Acetylcholine receptor subunit epsilon is a protein that in humans is encoded by the CHRNE gene.

Acetylcholine receptors at mature mammalian neuromuscular junctions are pentameric protein complexes composed of four subunits in the ratio of two alpha subunits to one beta, one epsilon, and one delta subunit. The acetylcholine receptor changes subunit composition shortly after birth when the epsilon subunit replaces the gamma subunit seen in embryonic receptors. Mutations in the epsilon subunit are associated with congenital myasthenic syndrome.

==Role in health and disease==
Congenital myasthenic syndrome (CMS) is associated with genetic defects that affect proteins of the neuromuscular junction. Postsynaptic defects are the most frequent cause of CMS and often result in abnormalities in the acetylcholine receptor (AChR). The majority of mutations causing CMS are found in the AChR subunits genes.

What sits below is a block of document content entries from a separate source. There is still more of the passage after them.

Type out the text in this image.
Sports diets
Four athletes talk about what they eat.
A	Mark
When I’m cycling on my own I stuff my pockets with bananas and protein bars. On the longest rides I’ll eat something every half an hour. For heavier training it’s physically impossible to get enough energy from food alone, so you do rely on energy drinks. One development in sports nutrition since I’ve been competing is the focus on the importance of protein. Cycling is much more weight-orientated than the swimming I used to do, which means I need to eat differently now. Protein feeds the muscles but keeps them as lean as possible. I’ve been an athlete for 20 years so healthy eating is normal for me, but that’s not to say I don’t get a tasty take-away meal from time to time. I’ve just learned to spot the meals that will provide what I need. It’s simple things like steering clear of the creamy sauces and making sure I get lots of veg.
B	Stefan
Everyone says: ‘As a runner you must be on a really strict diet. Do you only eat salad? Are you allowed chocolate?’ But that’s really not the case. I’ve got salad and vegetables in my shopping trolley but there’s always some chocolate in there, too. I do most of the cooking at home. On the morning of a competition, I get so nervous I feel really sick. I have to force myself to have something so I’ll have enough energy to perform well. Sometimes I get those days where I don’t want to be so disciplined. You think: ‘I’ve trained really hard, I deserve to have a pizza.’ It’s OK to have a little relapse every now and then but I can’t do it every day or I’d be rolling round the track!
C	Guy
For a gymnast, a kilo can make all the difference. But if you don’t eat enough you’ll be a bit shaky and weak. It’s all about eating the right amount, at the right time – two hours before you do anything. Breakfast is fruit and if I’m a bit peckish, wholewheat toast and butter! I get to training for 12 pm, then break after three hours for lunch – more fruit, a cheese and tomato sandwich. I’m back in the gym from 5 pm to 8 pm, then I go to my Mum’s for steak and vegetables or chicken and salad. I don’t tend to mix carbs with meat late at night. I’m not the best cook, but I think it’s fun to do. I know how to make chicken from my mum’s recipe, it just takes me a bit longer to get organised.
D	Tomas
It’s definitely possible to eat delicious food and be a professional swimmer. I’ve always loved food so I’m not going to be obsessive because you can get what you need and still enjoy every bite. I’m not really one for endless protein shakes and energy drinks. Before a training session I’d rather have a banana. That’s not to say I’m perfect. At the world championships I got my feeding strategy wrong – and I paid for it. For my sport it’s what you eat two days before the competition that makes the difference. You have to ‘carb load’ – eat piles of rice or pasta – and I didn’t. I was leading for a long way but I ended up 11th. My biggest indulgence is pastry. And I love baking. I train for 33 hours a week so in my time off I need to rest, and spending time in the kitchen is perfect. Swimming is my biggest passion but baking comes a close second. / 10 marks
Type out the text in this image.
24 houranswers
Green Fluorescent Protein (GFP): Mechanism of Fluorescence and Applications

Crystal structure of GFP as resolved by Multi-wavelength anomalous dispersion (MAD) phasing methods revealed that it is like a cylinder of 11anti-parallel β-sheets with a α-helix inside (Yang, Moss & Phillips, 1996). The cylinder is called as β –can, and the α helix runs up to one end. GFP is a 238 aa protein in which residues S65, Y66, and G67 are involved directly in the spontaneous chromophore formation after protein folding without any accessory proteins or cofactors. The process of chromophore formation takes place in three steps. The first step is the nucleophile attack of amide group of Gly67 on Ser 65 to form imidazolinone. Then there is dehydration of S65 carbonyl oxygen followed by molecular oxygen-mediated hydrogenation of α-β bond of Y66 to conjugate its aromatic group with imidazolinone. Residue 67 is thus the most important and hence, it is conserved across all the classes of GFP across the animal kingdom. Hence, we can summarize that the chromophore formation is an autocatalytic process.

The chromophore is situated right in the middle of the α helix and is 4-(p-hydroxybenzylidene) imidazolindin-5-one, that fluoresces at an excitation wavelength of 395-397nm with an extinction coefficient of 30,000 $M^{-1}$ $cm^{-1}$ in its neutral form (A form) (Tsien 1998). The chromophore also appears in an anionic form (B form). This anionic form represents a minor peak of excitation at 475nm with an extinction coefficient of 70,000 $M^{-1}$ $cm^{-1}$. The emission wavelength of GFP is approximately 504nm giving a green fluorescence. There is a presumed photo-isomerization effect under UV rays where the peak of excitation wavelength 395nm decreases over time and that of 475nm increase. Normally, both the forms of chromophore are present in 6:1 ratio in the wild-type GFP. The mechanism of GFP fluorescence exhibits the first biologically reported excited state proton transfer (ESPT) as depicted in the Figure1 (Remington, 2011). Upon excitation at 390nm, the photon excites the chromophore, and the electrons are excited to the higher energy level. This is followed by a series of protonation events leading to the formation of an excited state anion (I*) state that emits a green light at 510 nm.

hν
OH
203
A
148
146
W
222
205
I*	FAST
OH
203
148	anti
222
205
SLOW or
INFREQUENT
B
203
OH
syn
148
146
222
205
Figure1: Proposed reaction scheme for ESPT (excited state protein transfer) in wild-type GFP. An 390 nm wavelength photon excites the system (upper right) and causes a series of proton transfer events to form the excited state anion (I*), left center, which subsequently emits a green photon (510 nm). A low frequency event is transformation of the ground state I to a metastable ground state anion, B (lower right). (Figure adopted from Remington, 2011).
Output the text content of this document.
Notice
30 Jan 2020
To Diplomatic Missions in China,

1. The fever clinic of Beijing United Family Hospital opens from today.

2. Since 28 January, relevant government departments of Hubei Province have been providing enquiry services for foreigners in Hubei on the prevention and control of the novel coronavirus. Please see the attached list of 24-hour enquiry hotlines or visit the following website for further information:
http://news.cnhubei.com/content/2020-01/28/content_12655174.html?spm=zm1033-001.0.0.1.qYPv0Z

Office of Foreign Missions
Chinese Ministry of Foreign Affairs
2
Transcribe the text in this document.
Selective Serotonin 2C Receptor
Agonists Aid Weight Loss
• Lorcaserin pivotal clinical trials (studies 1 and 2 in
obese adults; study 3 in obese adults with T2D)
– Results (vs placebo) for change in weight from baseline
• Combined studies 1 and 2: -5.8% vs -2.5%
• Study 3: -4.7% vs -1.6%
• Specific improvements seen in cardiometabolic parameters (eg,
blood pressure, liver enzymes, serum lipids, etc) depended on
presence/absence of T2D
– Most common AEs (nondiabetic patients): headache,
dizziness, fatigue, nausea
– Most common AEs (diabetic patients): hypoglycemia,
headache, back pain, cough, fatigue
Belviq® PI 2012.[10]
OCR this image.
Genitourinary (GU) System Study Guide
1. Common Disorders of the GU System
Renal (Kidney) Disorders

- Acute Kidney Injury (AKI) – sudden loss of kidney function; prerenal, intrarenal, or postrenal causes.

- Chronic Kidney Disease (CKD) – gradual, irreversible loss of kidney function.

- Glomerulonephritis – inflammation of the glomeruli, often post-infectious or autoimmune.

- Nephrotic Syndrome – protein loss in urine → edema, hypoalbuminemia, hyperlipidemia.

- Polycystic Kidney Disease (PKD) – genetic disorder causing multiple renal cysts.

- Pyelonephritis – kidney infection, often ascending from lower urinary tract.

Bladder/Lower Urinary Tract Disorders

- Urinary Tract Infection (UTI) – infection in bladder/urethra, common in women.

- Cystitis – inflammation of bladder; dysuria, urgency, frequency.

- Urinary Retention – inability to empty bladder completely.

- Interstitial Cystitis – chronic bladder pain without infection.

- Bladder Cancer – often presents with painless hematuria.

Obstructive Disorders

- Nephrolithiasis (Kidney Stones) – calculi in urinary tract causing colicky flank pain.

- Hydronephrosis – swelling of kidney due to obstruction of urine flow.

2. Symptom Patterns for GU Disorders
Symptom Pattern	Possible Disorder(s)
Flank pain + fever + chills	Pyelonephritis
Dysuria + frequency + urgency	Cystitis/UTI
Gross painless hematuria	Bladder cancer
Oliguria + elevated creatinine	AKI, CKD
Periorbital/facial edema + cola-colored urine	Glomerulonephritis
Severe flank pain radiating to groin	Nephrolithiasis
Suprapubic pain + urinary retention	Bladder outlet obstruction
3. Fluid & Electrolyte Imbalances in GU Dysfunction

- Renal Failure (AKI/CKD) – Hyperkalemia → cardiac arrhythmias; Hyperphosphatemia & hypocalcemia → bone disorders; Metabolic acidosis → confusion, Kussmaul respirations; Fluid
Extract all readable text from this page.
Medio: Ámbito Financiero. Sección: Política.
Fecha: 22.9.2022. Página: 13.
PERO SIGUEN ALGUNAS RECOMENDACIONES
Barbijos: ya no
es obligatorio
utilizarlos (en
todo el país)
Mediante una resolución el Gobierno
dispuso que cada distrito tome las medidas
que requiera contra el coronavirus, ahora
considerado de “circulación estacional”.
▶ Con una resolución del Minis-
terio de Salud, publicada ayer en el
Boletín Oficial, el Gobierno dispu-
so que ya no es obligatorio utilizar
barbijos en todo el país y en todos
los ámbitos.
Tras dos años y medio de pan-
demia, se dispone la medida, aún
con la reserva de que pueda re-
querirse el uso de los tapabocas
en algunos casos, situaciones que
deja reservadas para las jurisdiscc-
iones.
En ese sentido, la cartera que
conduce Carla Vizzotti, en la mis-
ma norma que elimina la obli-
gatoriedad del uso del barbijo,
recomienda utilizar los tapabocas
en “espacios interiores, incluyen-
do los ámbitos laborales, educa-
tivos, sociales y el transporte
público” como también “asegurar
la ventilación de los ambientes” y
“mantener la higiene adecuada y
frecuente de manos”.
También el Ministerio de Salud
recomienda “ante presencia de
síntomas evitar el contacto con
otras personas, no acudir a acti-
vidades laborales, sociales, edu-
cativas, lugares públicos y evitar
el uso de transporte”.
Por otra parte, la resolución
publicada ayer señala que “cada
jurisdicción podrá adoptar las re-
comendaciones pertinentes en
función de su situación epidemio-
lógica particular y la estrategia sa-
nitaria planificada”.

Out of all mutations associated with CMS, more than half are mutations in one of the four genes encoding the adult AChR subunits. Mutations of the AChR often result in endplate deficiency. The most common AChR gene mutation that underlies CMS is the mutation of the CHRNE gene. The CHRNE gene codes for the epsilon subunit of the AChR. Most mutations are autosomal recessive loss-of-function mutations and as a result there is endplate AChR deficiency. CHRNE is associated with changing the kinetic properties of the AChR. One type of mutation of the epsilon subunit of the AChR introduces an arginine (Arg) into the binding site at the α/ε subunit interface of the receptor. The addition of a cationic Arg into the anionic environment of the AChR binding site greatly reduces the kinetic properties of the receptor. The result of the newly introduced ARG is a 30-fold reduction of agonist affinity, 75-fold reduction of gating efficiency, and an extremely weakened channel opening probability. This type of mutation results in an extremely fatal form of CMS.